O Agosto Lilás é uma campanha nacional de conscientização pelo fim da violência doméstica e familiar contra a mulher. Ao longo do mês, ações de informação e mobilização buscam ampliar o conhecimento sobre os mecanismos de prevenção, proteção e denúncia, além de reforçar a importância da Lei Maria da Penha, que completa 20 anos em 2026.
A violência doméstica ocorre, em regra, fora do ambiente profissional. Seus efeitos, porém, podem acompanhar a mulher quando ela retorna ao trabalho. Por isso, a forma como empregadores, gestores e colegas recebem uma trabalhadora em situação de vulnerabilidade também deve ser considerada.
Uma decisão recente da Justiça do Trabalho chama atenção para essa responsabilidade.
Trabalhadora foi indenizada após receber tratamento ríspido
A 37ª Vara do Trabalho de São Paulo condenou uma empresa ao pagamento de R$ 10 mil por danos morais a uma profissional que recebeu tratamento considerado indigno e desrespeitoso após sofrer uma tentativa de feminicídio.
De acordo com o processo, a trabalhadora retornou às atividades em estado de extrema fragilidade e apresentava episódios ocasionais de choro. Nessas ocasiões, era repreendida pela supervisora. Também teria sido chamada de “vagarosa” e não recebido o suporte técnico necessário para desempenhar suas funções.

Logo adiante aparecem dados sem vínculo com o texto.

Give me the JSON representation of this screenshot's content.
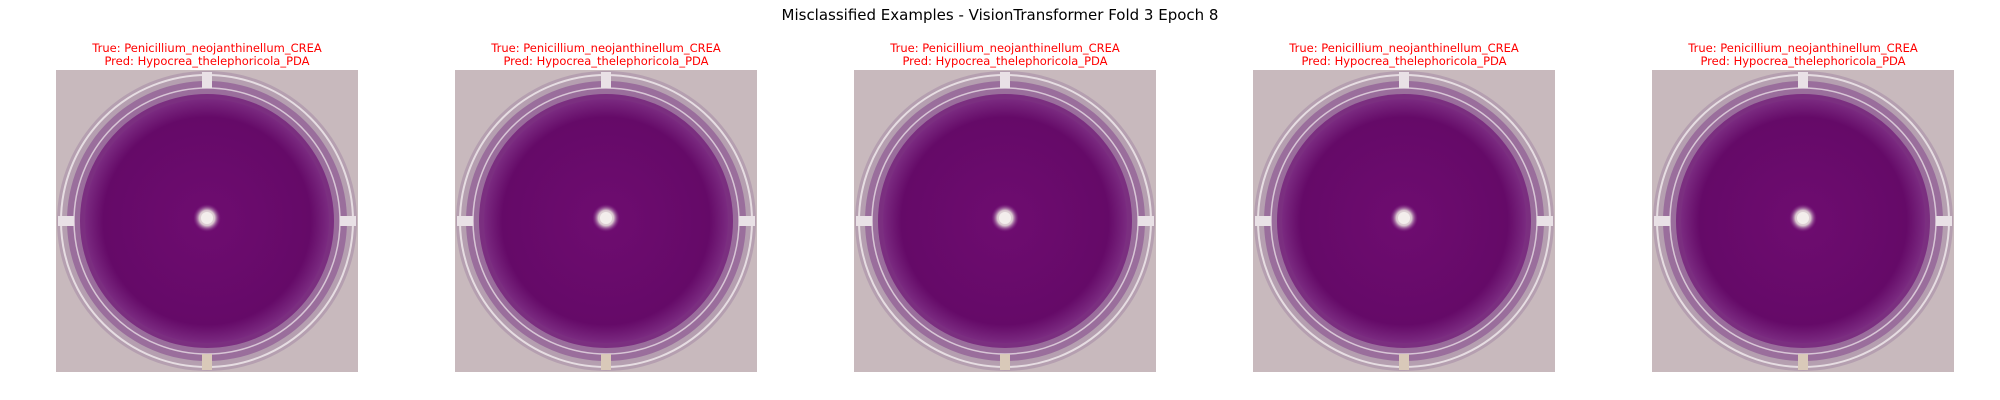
{
  "figure": {
    "title": "Misclassified Examples - VisionTransformer Fold 3 Epoch 8"
  },
  "colors": {
    "caption_text": "#ff0000",
    "agar_purple": "#6a0a6a",
    "plate_rim": "#a88aa6",
    "background_table": "#c8b9bd"
  },
  "panels": [
    {
      "true_label": "True: Penicillium_neojanthinellum_CREA",
      "pred_label": "Pred: Hypocrea_thelephoricola_PDA"
    },
    {
      "true_label": "True: Penicillium_neojanthinellum_CREA",
      "pred_label": "Pred: Hypocrea_thelephoricola_PDA"
    },
    {
      "true_label": "True: Penicillium_neojanthinellum_CREA",
      "pred_label": "Pred: Hypocrea_thelephoricola_PDA"
    },
    {
      "true_label": "True: Penicillium_neojanthinellum_CREA",
      "pred_label": "Pred: Hypocrea_thelephoricola_PDA"
    },
    {
      "true_label": "True: Penicillium_neojanthinellum_CREA",
      "pred_label": "Pred: Hypocrea_thelephoricola_PDA"
    }
  ]
}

Na sentença, a magistrada reconheceu que a cobrança por resultados, o estabelecimento de metas e a exigência de postura profissional fazem parte do exercício regular do poder diretivo do empregador.

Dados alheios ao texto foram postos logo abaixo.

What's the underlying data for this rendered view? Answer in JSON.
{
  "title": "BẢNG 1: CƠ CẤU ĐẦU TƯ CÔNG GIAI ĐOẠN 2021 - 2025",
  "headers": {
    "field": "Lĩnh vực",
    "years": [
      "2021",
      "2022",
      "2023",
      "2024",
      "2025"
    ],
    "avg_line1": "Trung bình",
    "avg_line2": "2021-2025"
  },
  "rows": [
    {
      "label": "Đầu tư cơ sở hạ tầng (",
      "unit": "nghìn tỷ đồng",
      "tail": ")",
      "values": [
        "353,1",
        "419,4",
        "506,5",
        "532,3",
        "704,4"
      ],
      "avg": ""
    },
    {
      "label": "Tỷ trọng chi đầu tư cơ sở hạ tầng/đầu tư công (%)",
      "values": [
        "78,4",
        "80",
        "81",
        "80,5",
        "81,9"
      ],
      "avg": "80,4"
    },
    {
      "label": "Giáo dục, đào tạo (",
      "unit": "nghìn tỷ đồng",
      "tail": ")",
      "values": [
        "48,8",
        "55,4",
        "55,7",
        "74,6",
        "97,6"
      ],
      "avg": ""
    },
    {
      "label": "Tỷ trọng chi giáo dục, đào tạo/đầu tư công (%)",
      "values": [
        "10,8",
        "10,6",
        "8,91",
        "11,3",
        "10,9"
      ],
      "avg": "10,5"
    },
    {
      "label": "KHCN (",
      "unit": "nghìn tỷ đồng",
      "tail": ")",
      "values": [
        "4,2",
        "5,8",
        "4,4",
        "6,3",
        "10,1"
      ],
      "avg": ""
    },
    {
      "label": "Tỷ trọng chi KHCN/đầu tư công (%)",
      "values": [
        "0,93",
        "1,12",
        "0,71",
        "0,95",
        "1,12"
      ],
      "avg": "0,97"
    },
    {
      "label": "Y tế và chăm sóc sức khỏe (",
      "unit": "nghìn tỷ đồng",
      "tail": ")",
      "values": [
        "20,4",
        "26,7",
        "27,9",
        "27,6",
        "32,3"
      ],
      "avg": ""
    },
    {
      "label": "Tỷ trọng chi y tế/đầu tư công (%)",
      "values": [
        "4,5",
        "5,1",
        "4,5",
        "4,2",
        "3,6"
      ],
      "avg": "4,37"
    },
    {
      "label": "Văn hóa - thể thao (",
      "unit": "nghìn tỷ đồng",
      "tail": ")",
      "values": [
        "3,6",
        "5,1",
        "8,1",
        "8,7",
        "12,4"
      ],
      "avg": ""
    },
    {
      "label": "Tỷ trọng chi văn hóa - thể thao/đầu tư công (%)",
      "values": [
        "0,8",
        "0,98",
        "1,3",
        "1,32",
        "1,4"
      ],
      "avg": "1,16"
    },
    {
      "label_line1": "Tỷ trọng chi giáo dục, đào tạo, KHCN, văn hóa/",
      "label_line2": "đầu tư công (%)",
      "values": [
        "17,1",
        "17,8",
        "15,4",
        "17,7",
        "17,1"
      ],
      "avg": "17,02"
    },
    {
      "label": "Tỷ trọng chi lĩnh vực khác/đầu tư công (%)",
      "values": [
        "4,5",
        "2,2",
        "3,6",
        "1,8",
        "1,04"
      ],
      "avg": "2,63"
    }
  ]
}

No entanto, considerou que, naquele caso, houve excesso e desvio desse poder, com violação à dignidade e aos direitos de personalidade da trabalhadora, especialmente diante da situação de profunda vulnerabilidade enfrentada por ela.
O processo ainda está pendente de análise de recurso.
O poder diretivo do empregador possui limites
A decisão não responsabilizou a empresa pela violência sofrida pela profissional fora do trabalho. A condenação foi fundamentada na forma como ela foi tratada no ambiente profissional após retornar às atividades.
O poder de organizar, fiscalizar e cobrar a realização do trabalho não é absoluto. Ele deve ser exercido com respeito à dignidade, à integridade e aos direitos fundamentais dos empregados.
Em situações de violência doméstica, uma conduta inadequada da liderança pode ampliar o sofrimento e submeter a trabalhadora a novos constrangimentos. O acolhimento não significa afastar as responsabilidades profissionais, mas considerar as circunstâncias concretas e evitar práticas humilhantes, discriminatórias ou desrespeitosas.
Quais medidas estão previstas para as mulheres bancárias?
A Convenção Coletiva de Trabalho dos bancários 2024-2026 estabelece medidas de prevenção e apoio às mulheres em situação de violência doméstica e familiar.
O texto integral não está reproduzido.